Proposed Changes for IRA Beneficiaries Under the SECURE Act

by Scott Christianson, CFP®
Executive Vice President
Portfolio and Wealth Management

The SECURE Act, which became effective in January of 2020, brought significant changes to the retirement planning landscape. The wide-sweeping legislation impacted retirement plans in numerous ways. The changes included an increase to the beginning age for required minimum distributions (RMDs), removal of the IRA contribution age limit, expansion of retirement plan access, legal protections for employers and limitations for certain IRA distribution periods for beneficiaries. We have been keeping clients apprised of developments since 2019, as seen in this blog post.  

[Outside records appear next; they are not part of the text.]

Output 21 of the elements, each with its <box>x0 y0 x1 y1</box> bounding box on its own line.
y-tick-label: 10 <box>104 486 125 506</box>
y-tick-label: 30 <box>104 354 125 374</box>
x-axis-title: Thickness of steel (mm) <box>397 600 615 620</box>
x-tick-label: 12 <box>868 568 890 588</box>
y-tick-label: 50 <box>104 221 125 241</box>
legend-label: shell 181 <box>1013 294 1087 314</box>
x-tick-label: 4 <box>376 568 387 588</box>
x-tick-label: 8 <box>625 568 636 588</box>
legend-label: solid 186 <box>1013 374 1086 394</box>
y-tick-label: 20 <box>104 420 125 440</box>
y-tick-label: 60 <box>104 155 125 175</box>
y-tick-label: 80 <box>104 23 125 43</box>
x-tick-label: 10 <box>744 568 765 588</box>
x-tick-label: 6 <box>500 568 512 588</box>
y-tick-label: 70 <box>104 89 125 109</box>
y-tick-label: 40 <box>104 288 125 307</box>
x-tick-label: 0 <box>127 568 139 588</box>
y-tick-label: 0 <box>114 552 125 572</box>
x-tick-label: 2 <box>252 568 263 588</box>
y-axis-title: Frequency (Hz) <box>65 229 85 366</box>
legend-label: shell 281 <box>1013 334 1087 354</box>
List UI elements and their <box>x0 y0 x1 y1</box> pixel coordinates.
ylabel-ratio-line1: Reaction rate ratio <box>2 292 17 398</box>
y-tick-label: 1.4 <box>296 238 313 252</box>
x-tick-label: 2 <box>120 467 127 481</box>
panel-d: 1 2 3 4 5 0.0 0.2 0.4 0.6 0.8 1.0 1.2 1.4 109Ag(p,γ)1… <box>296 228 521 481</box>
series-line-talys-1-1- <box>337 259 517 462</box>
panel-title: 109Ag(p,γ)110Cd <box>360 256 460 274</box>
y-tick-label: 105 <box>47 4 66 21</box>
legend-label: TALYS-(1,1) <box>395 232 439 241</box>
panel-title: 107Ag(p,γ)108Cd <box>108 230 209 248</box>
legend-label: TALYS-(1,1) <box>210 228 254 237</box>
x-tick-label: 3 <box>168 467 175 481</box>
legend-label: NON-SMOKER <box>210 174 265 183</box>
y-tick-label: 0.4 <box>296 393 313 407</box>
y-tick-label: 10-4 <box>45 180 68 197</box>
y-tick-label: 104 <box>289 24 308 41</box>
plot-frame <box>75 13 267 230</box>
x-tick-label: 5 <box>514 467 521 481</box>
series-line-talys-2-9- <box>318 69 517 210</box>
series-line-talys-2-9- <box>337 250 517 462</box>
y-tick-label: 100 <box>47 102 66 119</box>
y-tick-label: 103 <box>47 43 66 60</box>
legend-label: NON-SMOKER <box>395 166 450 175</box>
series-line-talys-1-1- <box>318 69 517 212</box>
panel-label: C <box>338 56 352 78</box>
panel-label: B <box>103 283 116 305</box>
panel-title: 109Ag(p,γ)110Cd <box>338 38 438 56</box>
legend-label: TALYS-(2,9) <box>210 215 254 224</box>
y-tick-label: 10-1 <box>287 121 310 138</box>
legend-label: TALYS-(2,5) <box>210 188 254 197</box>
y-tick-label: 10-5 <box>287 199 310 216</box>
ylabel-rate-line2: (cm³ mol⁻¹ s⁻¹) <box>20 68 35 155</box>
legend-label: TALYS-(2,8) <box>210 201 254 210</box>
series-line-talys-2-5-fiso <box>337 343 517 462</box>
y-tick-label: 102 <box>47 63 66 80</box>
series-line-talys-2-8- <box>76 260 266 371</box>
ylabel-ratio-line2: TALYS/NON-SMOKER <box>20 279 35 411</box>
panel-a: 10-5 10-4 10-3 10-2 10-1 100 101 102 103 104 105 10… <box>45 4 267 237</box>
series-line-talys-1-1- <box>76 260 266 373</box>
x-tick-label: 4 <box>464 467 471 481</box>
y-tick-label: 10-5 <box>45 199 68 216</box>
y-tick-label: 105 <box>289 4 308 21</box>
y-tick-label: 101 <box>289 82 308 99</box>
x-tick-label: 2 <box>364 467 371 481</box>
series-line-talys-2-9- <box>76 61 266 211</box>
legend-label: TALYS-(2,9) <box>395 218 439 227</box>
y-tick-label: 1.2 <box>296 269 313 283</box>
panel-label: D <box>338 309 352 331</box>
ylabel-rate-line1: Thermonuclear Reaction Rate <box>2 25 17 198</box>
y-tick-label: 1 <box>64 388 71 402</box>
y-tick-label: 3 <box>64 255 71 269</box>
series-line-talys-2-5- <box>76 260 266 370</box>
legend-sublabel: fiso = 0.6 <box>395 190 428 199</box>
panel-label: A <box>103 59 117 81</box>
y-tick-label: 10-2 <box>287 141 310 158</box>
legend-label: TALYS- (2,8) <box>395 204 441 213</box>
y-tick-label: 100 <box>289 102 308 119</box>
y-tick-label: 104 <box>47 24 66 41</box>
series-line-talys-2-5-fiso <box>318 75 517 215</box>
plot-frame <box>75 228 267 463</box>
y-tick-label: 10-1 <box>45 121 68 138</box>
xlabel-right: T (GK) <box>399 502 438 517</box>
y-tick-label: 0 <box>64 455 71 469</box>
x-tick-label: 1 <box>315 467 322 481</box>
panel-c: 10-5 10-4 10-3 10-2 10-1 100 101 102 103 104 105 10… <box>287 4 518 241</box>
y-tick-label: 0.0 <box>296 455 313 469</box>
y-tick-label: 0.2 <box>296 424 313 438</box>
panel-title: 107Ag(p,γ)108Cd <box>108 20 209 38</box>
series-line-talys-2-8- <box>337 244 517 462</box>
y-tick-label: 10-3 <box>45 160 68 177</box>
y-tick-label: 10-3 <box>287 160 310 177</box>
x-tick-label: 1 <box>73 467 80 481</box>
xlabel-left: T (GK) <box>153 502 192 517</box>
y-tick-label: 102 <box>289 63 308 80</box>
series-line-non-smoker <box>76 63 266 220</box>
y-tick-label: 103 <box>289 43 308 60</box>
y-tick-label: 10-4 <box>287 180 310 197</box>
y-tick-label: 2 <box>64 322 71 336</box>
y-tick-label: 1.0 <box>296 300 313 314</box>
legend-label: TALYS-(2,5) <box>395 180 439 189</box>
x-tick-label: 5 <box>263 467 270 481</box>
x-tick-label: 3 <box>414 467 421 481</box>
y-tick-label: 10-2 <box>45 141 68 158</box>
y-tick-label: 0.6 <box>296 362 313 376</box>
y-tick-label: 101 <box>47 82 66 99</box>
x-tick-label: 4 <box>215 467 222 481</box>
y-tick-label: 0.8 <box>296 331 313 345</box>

Much of the SECURE Act was viewed as a positive for retirement plan participants, but a common tradeoff for the positive changes came in the way of a 10-year limit for certain post–death distributions to beneficiaries of inherited retirement plans. Recently, the Internal Revenue Service (IRS) released proposed regulations that aim to clarify many of the specifics around how the SECURE Act would impact IRA beneficiaries. 

In the proposed regulations, the IRS has clarified the three general types of retirement plan beneficiaries and their respective RMD periods for post-SECURE Act beneficiaries.  

Eligible Designated Beneficiaries 

Surviving spouses and others in the “eligible designated beneficiaries” category would continue to be allowed to follow the so-called “stretch IRA” distribution period in an inherited IRA. This more-generous RMD schedule over one’s life expectancy generally allows for a longer, more advantageous tax deferral. 

Non-Eligible Designated Beneficiaries 

Adult children are the most common group that fall in the “non-eligible designated beneficiaries” category. These beneficiaries are subject to a more restrictive 10-year distribution period within an inherited IRA. The proposed regulations include important clarification on how the 10-year distribution period is expected to work. Beneficiaries would be bifurcated into two subcategories depending on whether the original retirement plan owner was subject to RMDs at the time of their death.  

Beneficiaries who inherit a retirement plan where the original owner was subject to RMDs would have an annual computed RMD for years one-through-nine and then a final RMD to deplete the balance of the inherited IRA in year 10. Alternatively, beneficiaries who inherit a retirement plan where the original owner was not taking RMDs would only need to satisfy the requirement to fully distribute the balance by the end of the 10th year.  

It is worth noting, for those who have a pretax inherited IRA and are only subject to a year 10 RMD, it may still be beneficial to take earlier, non-required distributions. This may offer a tax advantage by spreading taxable distribution income over multiple tax years potentially reducing the effective tax bracket. On the second page of our fourth quarter 2020 Wealth Management Insights publication, we covered some strategies to be more savvy with your tax-bracket management.  

Non-Designated Beneficiaries 

Charitable beneficiaries are the most common group that falls into the “non-designated beneficiaries” category. An even more limited five-year RMD window applies to this category of beneficiaries. The practical application for most of these beneficiaries is limited due to charities tax-exempt status (most take an immediate full distribution); however, certain trusts that do not qualify for more the more favorable treatments will be subject to the restrictive five-year distribution window.  

Under the proposed regulations, this group would also be subject to a similar test for IRA owners who were subject to RMDs at the time of their death. Accordingly, they would have an annual computed RMD for years one-through-four and then a final RMD to deplete the Inherited IRA in year five. Beneficiaries who inherit a retirement plan where the original owner was not taking RMD’s would only be subject to a 100% distribution RMD in the fifth year. 

Ultimately, once final regulations for the SECURE Act are adopted by the IRS, retirement plan owners will need to be mindful of the impact of how their beneficiary designations will be implemented. We encourage clients to revisit this topic with their portfolio manager and tax professionals ensuring that goals are aligned with their retirement plan beneficiary designations. 

Ferguson Wellman, Octavia Group and West Bearing do not provide tax, legal, insurance or medical advice. This material has been prepared for general educational and informational purposes only and not as a substitute for qualified counsel. You should consult qualified professionals to understand how this information may, or may not, apply specifically to you.